Last week, I talked about investing in decisions that will lead to less stress and better outcomes in the future. This week, I would like to talk about a different kind of investment: our thoughts.
Thoughts may be a bit more difficult to change than decisions. While we can see the external result of the decisions we make, we may not be as aware of our thought processes. Still, I think there is a lot of value in taking the time to invest in our way of thinking. So often, we work to exercise our bodies, but we neglect to exercise our minds.
What I have done in the past and have found to be helpful is to start with one thought process to work on first. Maybe you would like to change a certain language usage or pay closer attention to the way you treat yourself internally. It helps to take some time to first be mindful and present with your current thought process. That way, you know where your starting point is and what you would like to change. Consider journaling, meditating, or talking things over with a friend to get started. Pay attention to the way you talk to yourself or to what you think about when you try to make plans or set goals.

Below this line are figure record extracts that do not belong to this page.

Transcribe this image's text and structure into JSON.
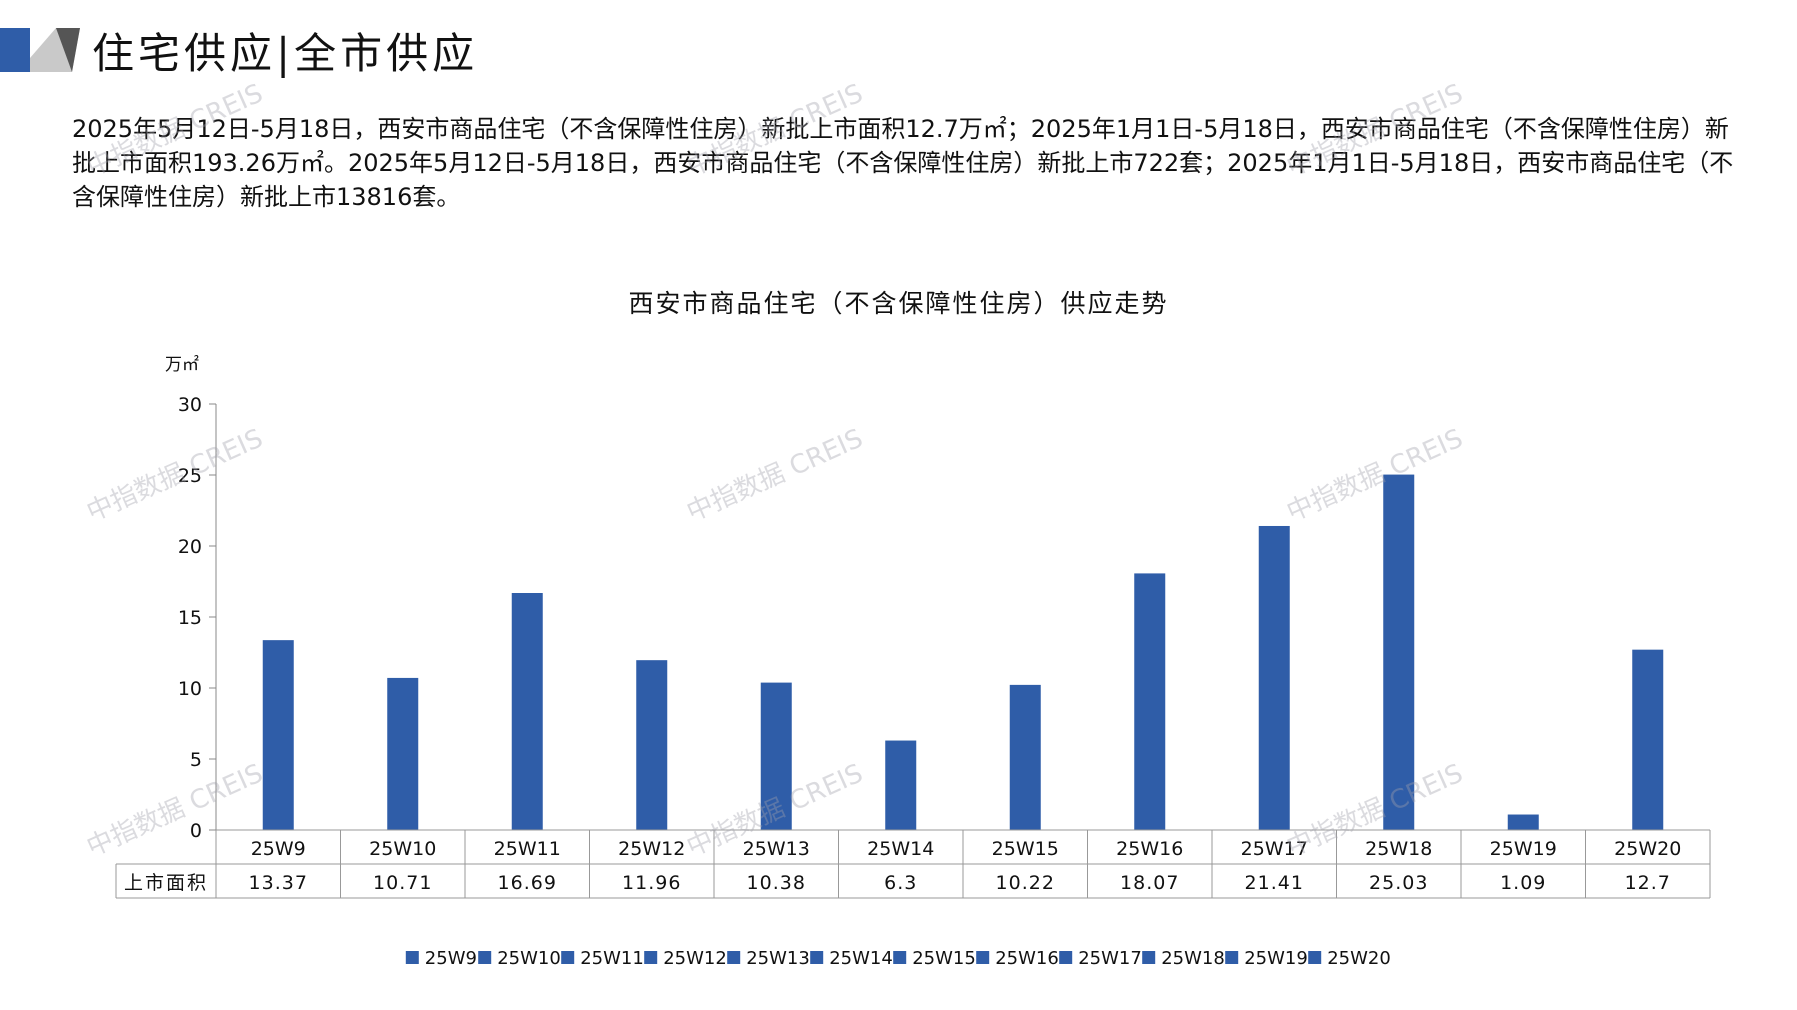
{
  "header": {
    "title": "住宅供应|全市供应",
    "accent_color": "#2F5DA8"
  },
  "summary": {
    "text": "2025年5月12日-5月18日，西安市商品住宅（不含保障性住房）新批上市面积12.7万㎡；2025年1月1日-5月18日，西安市商品住宅（不含保障性住房）新批上市面积193.26万㎡。2025年5月12日-5月18日，西安市商品住宅（不含保障性住房）新批上市722套；2025年1月1日-5月18日，西安市商品住宅（不含保障性住房）新批上市13816套。"
  },
  "watermark": "中指数据 CREIS",
  "chart_data": {
    "type": "bar",
    "title": "西安市商品住宅（不含保障性住房）供应走势",
    "ylabel": "万㎡",
    "ylim": [
      0,
      30
    ],
    "yticks": [
      0,
      5,
      10,
      15,
      20,
      25,
      30
    ],
    "categories": [
      "25W9",
      "25W10",
      "25W11",
      "25W12",
      "25W13",
      "25W14",
      "25W15",
      "25W16",
      "25W17",
      "25W18",
      "25W19",
      "25W20"
    ],
    "series": [
      {
        "name": "上市面积",
        "values": [
          13.37,
          10.71,
          16.69,
          11.96,
          10.38,
          6.3,
          10.22,
          18.07,
          21.41,
          25.03,
          1.09,
          12.7
        ],
        "value_labels": [
          "13.37",
          "10.71",
          "16.69",
          "11.96",
          "10.38",
          "6.3",
          "10.22",
          "18.07",
          "21.41",
          "25.03",
          "1.09",
          "12.7"
        ],
        "color": "#2F5DA8"
      }
    ],
    "grid": false,
    "data_table": true,
    "legend_position": "bottom"
  }
}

Consider also having an external reminder of the change you would like to make, whether that be a written goal, a quote that speaks to your desired change, or even something symbolic, like a piece of art or jewelry. Strange as it may seem, I have used rings before to represent certain goals because I tend to look at my hands frequently as I type or write. I have one ring that I use to represent mindfulness and another that I use to represent self-care. Regardless, it helps for it be be something you notice regularly. Consider setting a reminder on your phone if you would like, or choosing a particular time of day with which to reflect on your goal.
The idea behind this is that changing our way of thinking takes practice and repetition, but it can have huge benefits in the long-run. With some time and effort, you may find yourself feeling better, having a more positive outlook, or finding it easier to meet your goals. Finally, if you are struggling to identify your thought patterns or make the changes you would like to make, consider seeing a licensed counselor, who can help identify any thought patterns that may be maladaptive and offer alternatives.
Is there something you have invested in that you found to be particularly helpful? If so, feel free to share!